Sepenggal lirik dari lagu yang populer pada era tahun 80an tersebut dapat menggambarkan betapa sulitnya hidup di kota Jakarta. Lirik-liriknya merupakan refleksi atas apa yang terjadi pada para penduduk migran yang datang ke Jakarta dengan impian yang berbunga-bunga, ternyata tidak sanggup dan kalah dalam kerasnya persaingan hidup di ibukota.

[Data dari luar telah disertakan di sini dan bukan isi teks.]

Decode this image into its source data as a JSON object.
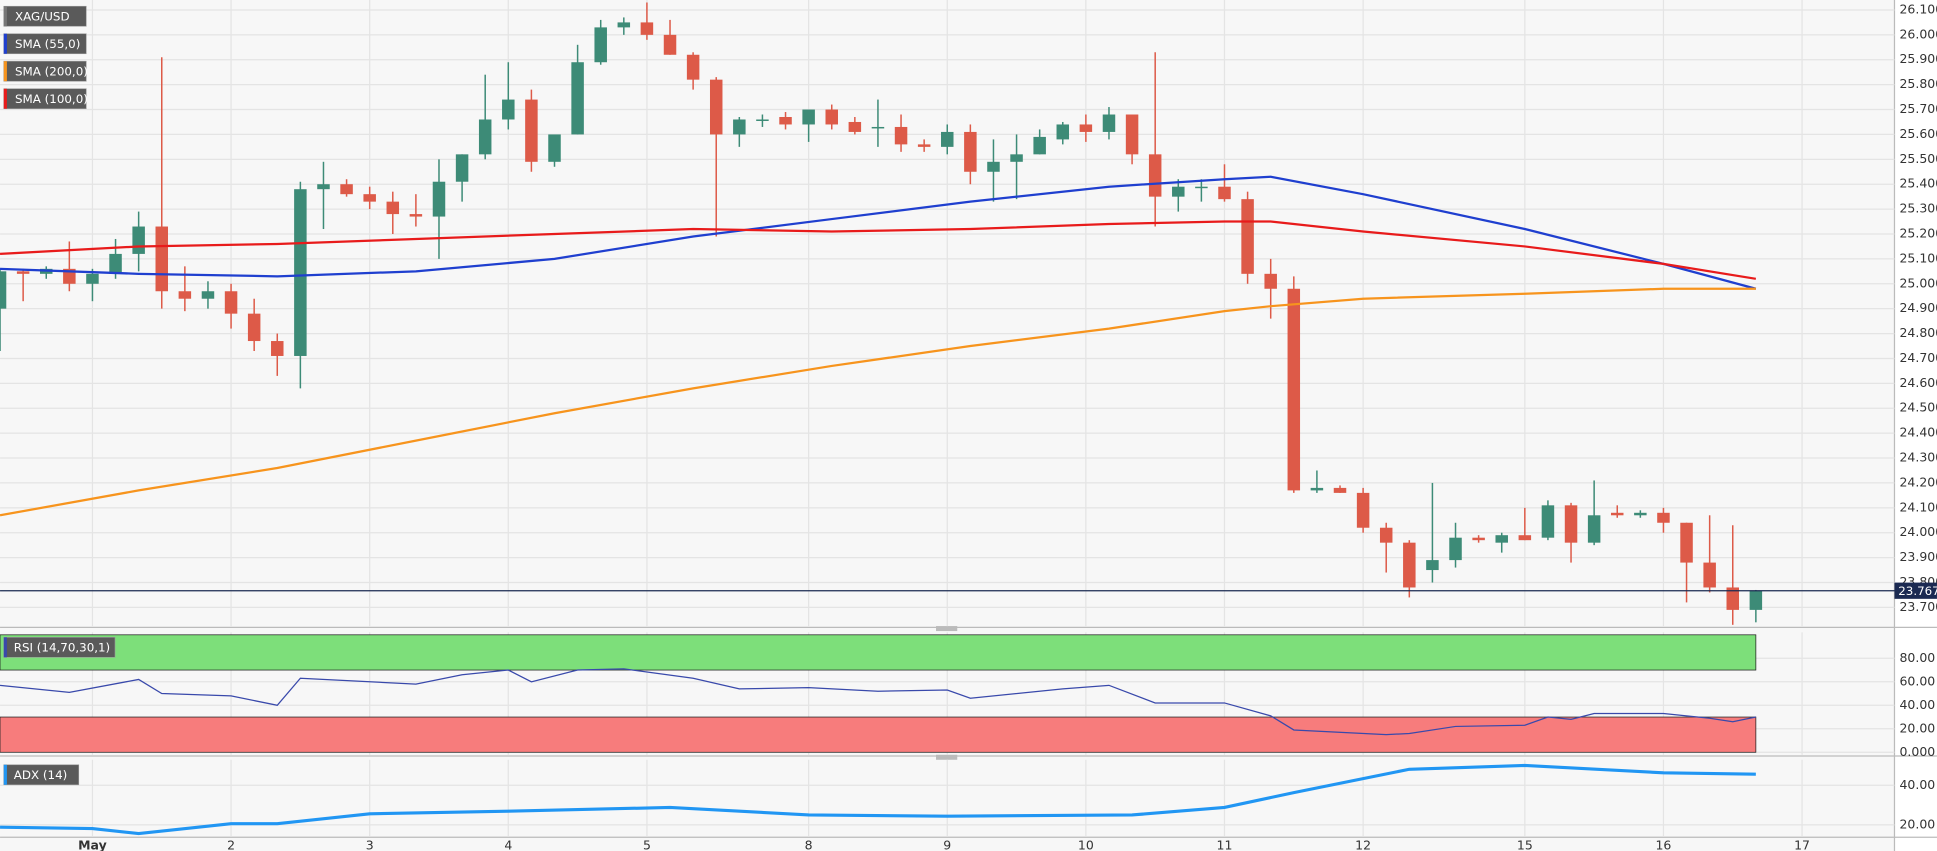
{
  "chart_data": [
    {
      "type": "candlestick",
      "symbol": "XAG/USD",
      "up_color": "#3d8b77",
      "down_color": "#dd5a48",
      "open": [
        24.9,
        25.05,
        25.04,
        25.06,
        25.0,
        25.04,
        25.12,
        25.23,
        24.97,
        24.94,
        24.97,
        24.88,
        24.77,
        24.71,
        25.38,
        25.4,
        25.36,
        25.33,
        25.28,
        25.27,
        25.41,
        25.52,
        25.66,
        25.74,
        25.49,
        25.6,
        25.89,
        26.03,
        26.05,
        26.0,
        25.92,
        25.82,
        25.6,
        25.66,
        25.67,
        25.64,
        25.7,
        25.65,
        25.63,
        25.63,
        25.56,
        25.55,
        25.61,
        25.45,
        25.49,
        25.52,
        25.58,
        25.64,
        25.61,
        25.68,
        25.52,
        25.35,
        25.39,
        25.39,
        25.34,
        25.04,
        24.98,
        24.17,
        24.18,
        24.16,
        24.02,
        23.96,
        23.85,
        23.89,
        23.98,
        23.96,
        23.99,
        23.98,
        24.11,
        23.96,
        24.08,
        24.07,
        24.08,
        24.04,
        23.88,
        23.78,
        23.69
      ],
      "high": [
        25.06,
        25.06,
        25.07,
        25.17,
        25.06,
        25.18,
        25.29,
        25.91,
        25.07,
        25.01,
        25.0,
        24.94,
        24.8,
        25.41,
        25.49,
        25.42,
        25.39,
        25.37,
        25.36,
        25.5,
        25.52,
        25.84,
        25.89,
        25.78,
        25.58,
        25.96,
        26.06,
        26.07,
        26.13,
        26.06,
        25.93,
        25.83,
        25.67,
        25.68,
        25.69,
        25.7,
        25.72,
        25.67,
        25.74,
        25.68,
        25.58,
        25.64,
        25.64,
        25.58,
        25.6,
        25.62,
        25.65,
        25.68,
        25.71,
        25.68,
        25.93,
        25.42,
        25.42,
        25.48,
        25.37,
        25.1,
        25.03,
        24.25,
        24.19,
        24.18,
        24.04,
        23.97,
        24.2,
        24.04,
        23.99,
        24.0,
        24.1,
        24.13,
        24.12,
        24.21,
        24.11,
        24.09,
        24.1,
        24.04,
        24.07,
        24.03,
        23.77
      ],
      "low": [
        24.73,
        24.93,
        25.02,
        24.97,
        24.93,
        25.02,
        25.05,
        24.9,
        24.89,
        24.9,
        24.82,
        24.73,
        24.63,
        24.58,
        25.22,
        25.35,
        25.3,
        25.2,
        25.23,
        25.1,
        25.33,
        25.5,
        25.62,
        25.45,
        25.47,
        25.6,
        25.88,
        26.0,
        25.98,
        25.92,
        25.78,
        25.19,
        25.55,
        25.63,
        25.62,
        25.57,
        25.62,
        25.6,
        25.55,
        25.53,
        25.53,
        25.52,
        25.4,
        25.33,
        25.34,
        25.52,
        25.56,
        25.57,
        25.58,
        25.48,
        25.23,
        25.29,
        25.33,
        25.33,
        25.0,
        24.86,
        24.16,
        24.16,
        24.16,
        24.0,
        23.84,
        23.74,
        23.8,
        23.86,
        23.96,
        23.92,
        23.97,
        23.97,
        23.88,
        23.95,
        24.06,
        24.06,
        24.0,
        23.72,
        23.76,
        23.63,
        23.64
      ],
      "close": [
        25.05,
        25.04,
        25.06,
        25.0,
        25.04,
        25.12,
        25.23,
        24.97,
        24.94,
        24.97,
        24.88,
        24.77,
        24.71,
        25.38,
        25.4,
        25.36,
        25.33,
        25.28,
        25.27,
        25.41,
        25.52,
        25.66,
        25.74,
        25.49,
        25.6,
        25.89,
        26.03,
        26.05,
        26.0,
        25.92,
        25.82,
        25.6,
        25.66,
        25.66,
        25.64,
        25.7,
        25.64,
        25.61,
        25.63,
        25.56,
        25.55,
        25.61,
        25.45,
        25.49,
        25.52,
        25.59,
        25.64,
        25.61,
        25.68,
        25.52,
        25.35,
        25.39,
        25.39,
        25.34,
        25.04,
        24.98,
        24.17,
        24.18,
        24.16,
        24.02,
        23.96,
        23.78,
        23.89,
        23.98,
        23.97,
        23.99,
        23.97,
        24.11,
        23.96,
        24.07,
        24.07,
        24.08,
        24.04,
        23.88,
        23.78,
        23.69,
        23.767
      ],
      "overlays": [
        {
          "name": "SMA (55,0)",
          "color": "#1f3fcf",
          "x": [
            0,
            6,
            12,
            18,
            24,
            30,
            36,
            42,
            48,
            53,
            55,
            59,
            66,
            72,
            76
          ],
          "values": [
            25.06,
            25.04,
            25.03,
            25.05,
            25.1,
            25.19,
            25.26,
            25.33,
            25.39,
            25.42,
            25.43,
            25.36,
            25.22,
            25.08,
            24.98
          ]
        },
        {
          "name": "SMA (200,0)",
          "color": "#f7941d",
          "x": [
            0,
            6,
            12,
            18,
            24,
            30,
            36,
            42,
            48,
            53,
            55,
            59,
            66,
            72,
            76
          ],
          "values": [
            24.07,
            24.17,
            24.26,
            24.37,
            24.48,
            24.58,
            24.67,
            24.75,
            24.82,
            24.89,
            24.91,
            24.94,
            24.96,
            24.98,
            24.98
          ]
        },
        {
          "name": "SMA (100,0)",
          "color": "#e81b1b",
          "x": [
            0,
            6,
            12,
            18,
            24,
            30,
            36,
            42,
            48,
            53,
            55,
            59,
            66,
            72,
            76
          ],
          "values": [
            25.12,
            25.15,
            25.16,
            25.18,
            25.2,
            25.22,
            25.21,
            25.22,
            25.24,
            25.25,
            25.25,
            25.21,
            25.15,
            25.08,
            25.02
          ]
        }
      ],
      "last_price": 23.767,
      "xlim": [
        0,
        82
      ],
      "xticks": [
        {
          "value": 4,
          "label": "May"
        },
        {
          "value": 10,
          "label": "2"
        },
        {
          "value": 16,
          "label": "3"
        },
        {
          "value": 22,
          "label": "4"
        },
        {
          "value": 28,
          "label": "5"
        },
        {
          "value": 35,
          "label": "8"
        },
        {
          "value": 41,
          "label": "9"
        },
        {
          "value": 47,
          "label": "10"
        },
        {
          "value": 53,
          "label": "11"
        },
        {
          "value": 59,
          "label": "12"
        },
        {
          "value": 66,
          "label": "15"
        },
        {
          "value": 72,
          "label": "16"
        },
        {
          "value": 78,
          "label": "17"
        }
      ],
      "ylim": [
        23.63,
        26.14
      ],
      "yticks": [
        {
          "value": 23.7,
          "label": "23.700"
        },
        {
          "value": 23.8,
          "label": "23.800"
        },
        {
          "value": 23.9,
          "label": "23.900"
        },
        {
          "value": 24.0,
          "label": "24.000"
        },
        {
          "value": 24.1,
          "label": "24.100"
        },
        {
          "value": 24.2,
          "label": "24.200"
        },
        {
          "value": 24.3,
          "label": "24.300"
        },
        {
          "value": 24.4,
          "label": "24.400"
        },
        {
          "value": 24.5,
          "label": "24.500"
        },
        {
          "value": 24.6,
          "label": "24.600"
        },
        {
          "value": 24.7,
          "label": "24.700"
        },
        {
          "value": 24.8,
          "label": "24.800"
        },
        {
          "value": 24.9,
          "label": "24.900"
        },
        {
          "value": 25.0,
          "label": "25.000"
        },
        {
          "value": 25.1,
          "label": "25.100"
        },
        {
          "value": 25.2,
          "label": "25.200"
        },
        {
          "value": 25.3,
          "label": "25.300"
        },
        {
          "value": 25.4,
          "label": "25.400"
        },
        {
          "value": 25.5,
          "label": "25.500"
        },
        {
          "value": 25.6,
          "label": "25.600"
        },
        {
          "value": 25.7,
          "label": "25.700"
        },
        {
          "value": 25.8,
          "label": "25.800"
        },
        {
          "value": 25.9,
          "label": "25.900"
        },
        {
          "value": 26.0,
          "label": "26.000"
        },
        {
          "value": 26.1,
          "label": "26.100"
        }
      ],
      "grid": true
    },
    {
      "type": "line",
      "series": [
        {
          "name": "RSI (14,70,30,1)",
          "color": "#3949ab",
          "x": [
            0,
            3,
            6,
            7,
            10,
            12,
            13,
            18,
            20,
            22,
            23,
            25,
            27,
            30,
            32,
            35,
            38,
            41,
            42,
            46,
            48,
            50,
            53,
            55,
            56,
            60,
            61,
            63,
            66,
            67,
            68,
            69,
            72,
            74,
            75,
            76
          ],
          "values": [
            57,
            51,
            62,
            50,
            48,
            40,
            63,
            58,
            66,
            70,
            60,
            70,
            71,
            63,
            54,
            55,
            52,
            53,
            46,
            54,
            57,
            42,
            42,
            31,
            19,
            15,
            16,
            22,
            23,
            30,
            28,
            33,
            33,
            29,
            26,
            30
          ]
        }
      ],
      "bands": [
        {
          "from": 70,
          "to": 100,
          "color": "#7ddf7a"
        },
        {
          "from": 0,
          "to": 30,
          "color": "#f77c7c"
        }
      ],
      "xlim": [
        0,
        82
      ],
      "ylim": [
        0,
        100
      ],
      "yticks": [
        {
          "value": 0,
          "label": "0.000"
        },
        {
          "value": 20,
          "label": "20.00"
        },
        {
          "value": 40,
          "label": "40.00"
        },
        {
          "value": 60,
          "label": "60.00"
        },
        {
          "value": 80,
          "label": "80.00"
        }
      ],
      "grid": true
    },
    {
      "type": "line",
      "series": [
        {
          "name": "ADX (14)",
          "color": "#2196f3",
          "x": [
            0,
            4,
            6,
            10,
            12,
            16,
            22,
            29,
            35,
            41,
            49,
            53,
            56,
            61,
            66,
            72,
            76
          ],
          "values": [
            18.8,
            18.1,
            15.6,
            20.6,
            20.6,
            25.6,
            26.9,
            28.8,
            25,
            24.4,
            25,
            28.8,
            36.3,
            48.1,
            50,
            46.3,
            45.6
          ]
        }
      ],
      "xlim": [
        0,
        82
      ],
      "ylim": [
        15,
        51
      ],
      "yticks": [
        {
          "value": 20,
          "label": "20.00"
        },
        {
          "value": 40,
          "label": "40.00"
        }
      ],
      "grid": true
    }
  ]
}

Laju urbanisasi yang tinggi pada akhirnya memang mengancam keberadaan daya dukung sebuah kota. Potret glamor dan indah perkotaan nyatanya tidak seratus persen benar. Keberadaan permukiman kumuh memang menjadi alternatif bagi migran yang kurang beruntung mendapatkan tempat tinggal yang layak. Mereka yang kalah, atau tidak beruntung, “terpaksa” tinggal dan menetap di permukiman yang sesuai dengan kemampuan keuangannya, atau menetap di daerah ilegal, yang tidak mengeluarkan biaya sedikitpun. Mereka menetap di bantaran sungai, kolong jembatan, atau tempat permukiman lainnya, sebagaimana yang disebut “gubuk” dalam lagu tersebut.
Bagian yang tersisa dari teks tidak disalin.